We have precisely one data point against which to measure exoplanets for habitability: Earth. As far as we know, life has evolved only on this one pale blue dot, orbiting a single star in the middle of a spiral arm of an otherwise unremarkable galaxy.
Most stars in the Milky Way, however, are not like the Sun, hanging around in space all alone. Instead, up to 85 percent of stars may have at least one companion locked in mutual orbit (so it's nice that the Sun has us to keep it company).
This, naturally, complicates the search for life, since potential habitability is easier to assess around single stars. Binary companions bring additional gravitational interactions and stellar radiation to muck things up for any microbes attempting to squirm out of the primordial ooze.
A few years ago, astrophysicist Siegfried Eggl, now of the University of Illinois Urbana-Champaign and the University of Washington, devised an analytical framework for determining the habitable zones for binary stars, given these additional complications.
Now, he and his colleagues - Nikolaos Georgakarakos and Ian Dobbs-Dixon of New York University Abu Dhabi in the UAE - have applied that framework to known binaries hosting giant exoplanets, in a new bid to search for potential habitability.
"We used data collected by the Kepler spacecraft such as the mass of the stars, how bright the stars are, the location of a giant planet, and other parameters to create a methodology to identify systems with two suns that can host habitable Earth-like planets," Eggl explained.
The nine systems the team studied were all identified by the Kepler mission: Kepler-16, Kepler-34, Kepler-35, Kepler-38, Kepler-64, Kepler-413, Kepler-453, Kepler-1647, and Kepler-1661. These systems were all analyzed by the team using equations, rather than simulations, which are much more time-consuming.
"It's an analytic method that requires almost no computational effort whatsoever," Eggl said.
"There are some parts that use numerical models to feed in information, such as the way that the atmosphere interacts to different amounts and spectra of sunlight. That's really difficult to figure out analytically, so we used pre-computed atmospheric models for that.
"The benefit of our approach is that anyone can take our equations and apply them to other systems to determine where to best look for Earth-like worlds."
Of the nine systems, two were identified as particularly nasty. Kepler-16 and Kepler-1647 host giant planets too badly positioned to make for a stable habitable zone - a region where exoplanets are not so close to the star that surface water evaporates, and not so far that it totally freezes.
Kepler-16 already has a smaller habitable zone due to gravitational perturbations by the binary companion. In both systems, the giant planet makes the entire habitable zone dynamically unstable.
However, five of the systems could indeed have habitable worlds: Kepler-34, Kepler-35, Kepler-38, Kepler-64, and Kepler-413, with Kepler-38 being especially promising.
Even so, the conditions for habitability on any two-sun planet require a complicated balancing act.
"If a planet comes too close to its suns its oceans could boil away. If the planet is too far out, or even ejected from a system, water on its surface will ultimately freeze, as will the atmosphere itself, like CO2 that forms seasonal polar caps on Mars," Eggl explained.

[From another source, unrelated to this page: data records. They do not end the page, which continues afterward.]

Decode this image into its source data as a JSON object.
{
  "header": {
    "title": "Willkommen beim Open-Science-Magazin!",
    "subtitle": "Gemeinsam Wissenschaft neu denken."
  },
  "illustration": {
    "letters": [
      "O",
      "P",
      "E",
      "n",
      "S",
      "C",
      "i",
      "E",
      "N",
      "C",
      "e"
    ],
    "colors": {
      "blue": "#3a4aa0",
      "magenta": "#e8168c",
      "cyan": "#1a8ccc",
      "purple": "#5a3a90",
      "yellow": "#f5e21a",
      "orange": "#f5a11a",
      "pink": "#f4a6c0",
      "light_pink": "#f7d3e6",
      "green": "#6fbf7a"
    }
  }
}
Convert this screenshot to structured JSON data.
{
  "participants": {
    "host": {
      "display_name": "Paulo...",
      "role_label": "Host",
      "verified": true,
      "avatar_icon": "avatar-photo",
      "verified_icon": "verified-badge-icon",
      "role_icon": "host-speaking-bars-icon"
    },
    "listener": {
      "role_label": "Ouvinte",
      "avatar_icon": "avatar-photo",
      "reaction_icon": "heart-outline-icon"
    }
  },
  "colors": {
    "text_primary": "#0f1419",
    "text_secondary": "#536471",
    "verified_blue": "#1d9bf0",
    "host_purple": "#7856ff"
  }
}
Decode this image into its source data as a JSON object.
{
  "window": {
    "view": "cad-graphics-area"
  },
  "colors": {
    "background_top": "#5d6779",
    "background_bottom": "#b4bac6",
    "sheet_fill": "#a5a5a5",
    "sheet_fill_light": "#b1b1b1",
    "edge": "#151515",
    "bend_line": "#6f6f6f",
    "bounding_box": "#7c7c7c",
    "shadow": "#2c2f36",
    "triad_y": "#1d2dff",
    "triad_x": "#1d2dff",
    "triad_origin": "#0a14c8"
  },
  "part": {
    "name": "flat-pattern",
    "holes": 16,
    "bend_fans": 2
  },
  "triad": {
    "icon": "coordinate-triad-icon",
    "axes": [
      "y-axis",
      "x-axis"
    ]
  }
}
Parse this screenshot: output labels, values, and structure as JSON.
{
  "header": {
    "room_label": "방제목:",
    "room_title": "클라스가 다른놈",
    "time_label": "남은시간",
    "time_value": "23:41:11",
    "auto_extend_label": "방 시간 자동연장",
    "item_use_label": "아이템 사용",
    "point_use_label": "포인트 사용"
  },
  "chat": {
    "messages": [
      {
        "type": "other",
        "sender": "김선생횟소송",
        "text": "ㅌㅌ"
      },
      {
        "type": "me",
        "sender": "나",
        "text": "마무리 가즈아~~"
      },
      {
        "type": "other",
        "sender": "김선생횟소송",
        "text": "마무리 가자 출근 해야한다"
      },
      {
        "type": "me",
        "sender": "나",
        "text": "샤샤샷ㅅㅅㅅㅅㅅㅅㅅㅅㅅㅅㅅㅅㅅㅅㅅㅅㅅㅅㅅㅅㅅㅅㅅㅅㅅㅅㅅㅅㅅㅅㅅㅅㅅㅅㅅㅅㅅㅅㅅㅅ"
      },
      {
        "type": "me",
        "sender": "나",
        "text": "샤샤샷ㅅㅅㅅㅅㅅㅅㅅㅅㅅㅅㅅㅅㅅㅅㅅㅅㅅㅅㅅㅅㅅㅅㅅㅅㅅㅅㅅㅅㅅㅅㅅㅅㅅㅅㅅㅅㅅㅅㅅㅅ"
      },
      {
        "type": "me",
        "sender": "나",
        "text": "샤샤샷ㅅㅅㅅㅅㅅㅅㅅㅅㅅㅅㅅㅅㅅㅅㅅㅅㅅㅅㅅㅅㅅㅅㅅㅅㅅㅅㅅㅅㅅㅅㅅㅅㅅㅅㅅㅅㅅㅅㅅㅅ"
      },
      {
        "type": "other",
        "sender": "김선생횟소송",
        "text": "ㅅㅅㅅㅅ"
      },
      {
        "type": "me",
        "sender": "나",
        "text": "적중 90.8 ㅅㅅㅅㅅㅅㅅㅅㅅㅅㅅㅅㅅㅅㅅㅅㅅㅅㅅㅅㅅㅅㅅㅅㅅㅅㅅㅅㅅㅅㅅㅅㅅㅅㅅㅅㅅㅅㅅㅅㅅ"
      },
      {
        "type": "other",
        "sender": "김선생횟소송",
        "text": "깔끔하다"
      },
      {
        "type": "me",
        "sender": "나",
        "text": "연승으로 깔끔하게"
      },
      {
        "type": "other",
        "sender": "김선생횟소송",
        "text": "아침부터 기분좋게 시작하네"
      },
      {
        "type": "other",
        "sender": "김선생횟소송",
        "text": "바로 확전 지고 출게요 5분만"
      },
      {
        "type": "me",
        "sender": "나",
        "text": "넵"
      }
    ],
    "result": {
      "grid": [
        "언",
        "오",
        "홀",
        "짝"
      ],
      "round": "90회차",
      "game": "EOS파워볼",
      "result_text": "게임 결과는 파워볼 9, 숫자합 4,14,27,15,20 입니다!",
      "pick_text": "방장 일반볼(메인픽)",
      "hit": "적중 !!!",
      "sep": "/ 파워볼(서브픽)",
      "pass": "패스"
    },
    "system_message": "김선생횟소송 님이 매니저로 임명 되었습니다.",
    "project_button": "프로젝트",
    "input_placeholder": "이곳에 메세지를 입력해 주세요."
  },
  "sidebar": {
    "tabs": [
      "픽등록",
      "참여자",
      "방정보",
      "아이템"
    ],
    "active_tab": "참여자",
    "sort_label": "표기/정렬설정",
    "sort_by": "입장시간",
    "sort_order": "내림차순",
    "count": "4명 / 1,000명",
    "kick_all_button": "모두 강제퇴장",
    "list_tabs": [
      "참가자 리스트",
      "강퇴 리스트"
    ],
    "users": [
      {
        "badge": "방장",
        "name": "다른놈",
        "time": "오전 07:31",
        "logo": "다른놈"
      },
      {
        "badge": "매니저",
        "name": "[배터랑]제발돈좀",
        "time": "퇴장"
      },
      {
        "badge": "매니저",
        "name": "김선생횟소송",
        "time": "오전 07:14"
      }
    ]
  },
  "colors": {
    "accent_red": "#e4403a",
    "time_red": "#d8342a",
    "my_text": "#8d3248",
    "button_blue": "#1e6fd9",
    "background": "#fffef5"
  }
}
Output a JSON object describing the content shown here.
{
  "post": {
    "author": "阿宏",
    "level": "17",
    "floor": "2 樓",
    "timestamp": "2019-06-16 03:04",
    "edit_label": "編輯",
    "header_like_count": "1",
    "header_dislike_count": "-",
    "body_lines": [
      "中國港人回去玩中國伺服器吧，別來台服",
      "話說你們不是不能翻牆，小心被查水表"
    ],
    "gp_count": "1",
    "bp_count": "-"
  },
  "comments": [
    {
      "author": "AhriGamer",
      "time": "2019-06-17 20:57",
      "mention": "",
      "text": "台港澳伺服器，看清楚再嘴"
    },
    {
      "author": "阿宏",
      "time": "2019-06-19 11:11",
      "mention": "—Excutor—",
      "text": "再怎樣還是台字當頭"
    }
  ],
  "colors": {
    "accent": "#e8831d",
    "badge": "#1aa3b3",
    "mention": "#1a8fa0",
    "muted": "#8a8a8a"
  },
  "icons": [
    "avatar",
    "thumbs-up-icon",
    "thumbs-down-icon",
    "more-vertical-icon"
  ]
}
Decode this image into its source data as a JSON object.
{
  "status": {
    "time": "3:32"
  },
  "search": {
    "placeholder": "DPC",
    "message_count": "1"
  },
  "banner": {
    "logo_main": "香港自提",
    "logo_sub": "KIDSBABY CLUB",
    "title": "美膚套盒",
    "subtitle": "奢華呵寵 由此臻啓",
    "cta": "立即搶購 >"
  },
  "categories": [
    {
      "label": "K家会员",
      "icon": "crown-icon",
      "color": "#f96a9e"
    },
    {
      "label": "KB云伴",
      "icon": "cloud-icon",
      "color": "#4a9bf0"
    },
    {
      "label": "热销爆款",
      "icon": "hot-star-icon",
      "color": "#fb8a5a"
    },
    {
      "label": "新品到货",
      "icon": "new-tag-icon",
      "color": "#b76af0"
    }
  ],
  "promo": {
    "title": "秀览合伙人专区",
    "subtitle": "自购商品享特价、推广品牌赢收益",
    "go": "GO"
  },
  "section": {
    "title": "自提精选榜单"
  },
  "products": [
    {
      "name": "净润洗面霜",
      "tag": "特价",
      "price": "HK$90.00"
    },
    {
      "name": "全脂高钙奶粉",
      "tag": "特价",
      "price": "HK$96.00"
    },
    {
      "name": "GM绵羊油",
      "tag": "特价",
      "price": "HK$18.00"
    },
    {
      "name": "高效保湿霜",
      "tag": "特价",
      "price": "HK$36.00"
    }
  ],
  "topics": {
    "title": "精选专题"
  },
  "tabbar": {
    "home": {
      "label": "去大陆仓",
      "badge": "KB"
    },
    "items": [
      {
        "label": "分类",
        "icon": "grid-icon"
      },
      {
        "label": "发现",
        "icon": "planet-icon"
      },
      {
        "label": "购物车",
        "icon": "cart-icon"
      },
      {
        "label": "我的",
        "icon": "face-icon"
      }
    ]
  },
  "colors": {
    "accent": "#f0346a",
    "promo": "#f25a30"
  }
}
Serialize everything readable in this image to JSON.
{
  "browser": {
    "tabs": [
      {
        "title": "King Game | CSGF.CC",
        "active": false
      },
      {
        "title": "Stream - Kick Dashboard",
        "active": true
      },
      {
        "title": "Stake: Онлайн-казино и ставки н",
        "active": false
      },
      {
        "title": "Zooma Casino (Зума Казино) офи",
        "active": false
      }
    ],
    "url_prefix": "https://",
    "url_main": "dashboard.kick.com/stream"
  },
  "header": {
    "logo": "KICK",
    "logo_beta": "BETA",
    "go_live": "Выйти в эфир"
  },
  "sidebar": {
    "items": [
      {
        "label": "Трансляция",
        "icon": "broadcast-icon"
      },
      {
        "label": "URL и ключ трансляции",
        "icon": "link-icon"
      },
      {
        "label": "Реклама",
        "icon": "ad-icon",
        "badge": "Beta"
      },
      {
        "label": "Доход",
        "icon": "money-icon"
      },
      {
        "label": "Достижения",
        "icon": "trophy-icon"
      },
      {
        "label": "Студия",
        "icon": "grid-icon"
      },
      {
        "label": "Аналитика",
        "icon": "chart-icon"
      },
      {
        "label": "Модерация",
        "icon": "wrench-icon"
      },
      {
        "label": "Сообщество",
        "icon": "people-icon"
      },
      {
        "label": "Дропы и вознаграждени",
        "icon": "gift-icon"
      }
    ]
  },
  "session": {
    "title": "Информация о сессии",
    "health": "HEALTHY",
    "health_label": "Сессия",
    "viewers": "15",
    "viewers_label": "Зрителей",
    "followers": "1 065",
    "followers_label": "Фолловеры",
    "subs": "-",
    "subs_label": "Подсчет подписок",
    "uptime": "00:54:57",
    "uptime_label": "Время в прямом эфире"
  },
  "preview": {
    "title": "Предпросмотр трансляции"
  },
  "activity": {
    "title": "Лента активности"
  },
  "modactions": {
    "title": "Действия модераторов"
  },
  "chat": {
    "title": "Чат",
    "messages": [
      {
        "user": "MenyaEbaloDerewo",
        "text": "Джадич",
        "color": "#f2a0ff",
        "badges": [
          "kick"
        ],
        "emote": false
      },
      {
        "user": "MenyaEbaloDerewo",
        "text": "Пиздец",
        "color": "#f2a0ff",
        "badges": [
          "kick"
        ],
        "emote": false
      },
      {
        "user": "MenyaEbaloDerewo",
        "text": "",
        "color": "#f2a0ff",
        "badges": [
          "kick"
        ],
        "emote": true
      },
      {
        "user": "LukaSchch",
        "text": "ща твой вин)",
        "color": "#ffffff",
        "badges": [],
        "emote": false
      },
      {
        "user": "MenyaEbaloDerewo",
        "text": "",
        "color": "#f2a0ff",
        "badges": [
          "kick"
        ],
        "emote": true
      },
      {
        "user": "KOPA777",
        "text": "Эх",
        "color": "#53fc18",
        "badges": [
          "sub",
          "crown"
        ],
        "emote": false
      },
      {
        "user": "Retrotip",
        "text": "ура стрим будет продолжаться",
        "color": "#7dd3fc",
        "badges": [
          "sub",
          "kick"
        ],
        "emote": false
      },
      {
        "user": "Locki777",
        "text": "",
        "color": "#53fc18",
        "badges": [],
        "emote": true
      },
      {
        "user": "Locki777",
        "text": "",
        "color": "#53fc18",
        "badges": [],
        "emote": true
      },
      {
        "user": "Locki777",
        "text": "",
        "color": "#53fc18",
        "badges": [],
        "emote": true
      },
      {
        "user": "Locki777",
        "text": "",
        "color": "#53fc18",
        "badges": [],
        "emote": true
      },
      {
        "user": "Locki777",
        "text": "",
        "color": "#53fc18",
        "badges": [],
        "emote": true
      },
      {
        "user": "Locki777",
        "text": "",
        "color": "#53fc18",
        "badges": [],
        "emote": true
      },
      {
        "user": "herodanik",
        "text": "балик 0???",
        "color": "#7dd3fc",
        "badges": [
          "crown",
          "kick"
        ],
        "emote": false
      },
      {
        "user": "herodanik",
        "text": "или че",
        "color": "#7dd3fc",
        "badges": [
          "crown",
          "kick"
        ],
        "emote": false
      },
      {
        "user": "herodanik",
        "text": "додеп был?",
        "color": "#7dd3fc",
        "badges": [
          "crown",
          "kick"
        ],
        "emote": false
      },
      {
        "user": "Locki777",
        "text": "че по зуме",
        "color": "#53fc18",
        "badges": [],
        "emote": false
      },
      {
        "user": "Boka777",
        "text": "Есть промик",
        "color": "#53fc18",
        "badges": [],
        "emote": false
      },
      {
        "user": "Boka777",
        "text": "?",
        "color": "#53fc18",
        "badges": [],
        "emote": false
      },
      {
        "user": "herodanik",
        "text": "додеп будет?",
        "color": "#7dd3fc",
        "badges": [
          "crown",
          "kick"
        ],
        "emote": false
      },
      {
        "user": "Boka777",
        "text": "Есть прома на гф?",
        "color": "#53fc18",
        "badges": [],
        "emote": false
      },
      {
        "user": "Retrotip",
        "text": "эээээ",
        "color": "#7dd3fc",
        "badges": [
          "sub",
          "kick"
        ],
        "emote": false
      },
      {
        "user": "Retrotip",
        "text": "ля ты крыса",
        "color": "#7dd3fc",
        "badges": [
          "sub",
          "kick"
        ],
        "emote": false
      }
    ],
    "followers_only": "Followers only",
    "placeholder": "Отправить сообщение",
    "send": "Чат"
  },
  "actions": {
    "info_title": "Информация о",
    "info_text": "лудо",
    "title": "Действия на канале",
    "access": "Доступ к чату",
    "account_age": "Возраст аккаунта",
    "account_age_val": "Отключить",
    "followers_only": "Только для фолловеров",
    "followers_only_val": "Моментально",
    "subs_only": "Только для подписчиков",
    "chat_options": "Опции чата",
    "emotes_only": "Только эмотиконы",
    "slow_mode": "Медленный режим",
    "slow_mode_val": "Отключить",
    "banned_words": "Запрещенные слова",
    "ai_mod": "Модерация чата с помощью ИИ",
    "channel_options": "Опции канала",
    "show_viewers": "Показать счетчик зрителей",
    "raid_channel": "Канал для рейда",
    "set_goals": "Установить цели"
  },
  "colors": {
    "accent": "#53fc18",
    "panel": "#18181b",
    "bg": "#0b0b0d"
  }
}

"Once we confirm that a potentially habitable planet is on a stable orbit, we can proceed to investigate how much radiation it receives from the two stars over time. By modeling the evolution of the stars and planetary orbits we can estimate the actual amount or radiation the planet receives."
We know, thanks to the retired exoplanet-hunting telescope Kepler, that exoplanets can actually form in binary star systems, even with the added gravitational perturbations. The team's work shows that those exoplanets could possibly be habitable, too.
When searching for exoplanets that could host life, a wide net is desirable - but not if that wide net is going to be catching systems we know to be inhospitable. This new finding could help define the parameters for future work in looking for life outside our own wee pocket of space.
The research has been published in Frontiers in Astronomy and Space Sciences.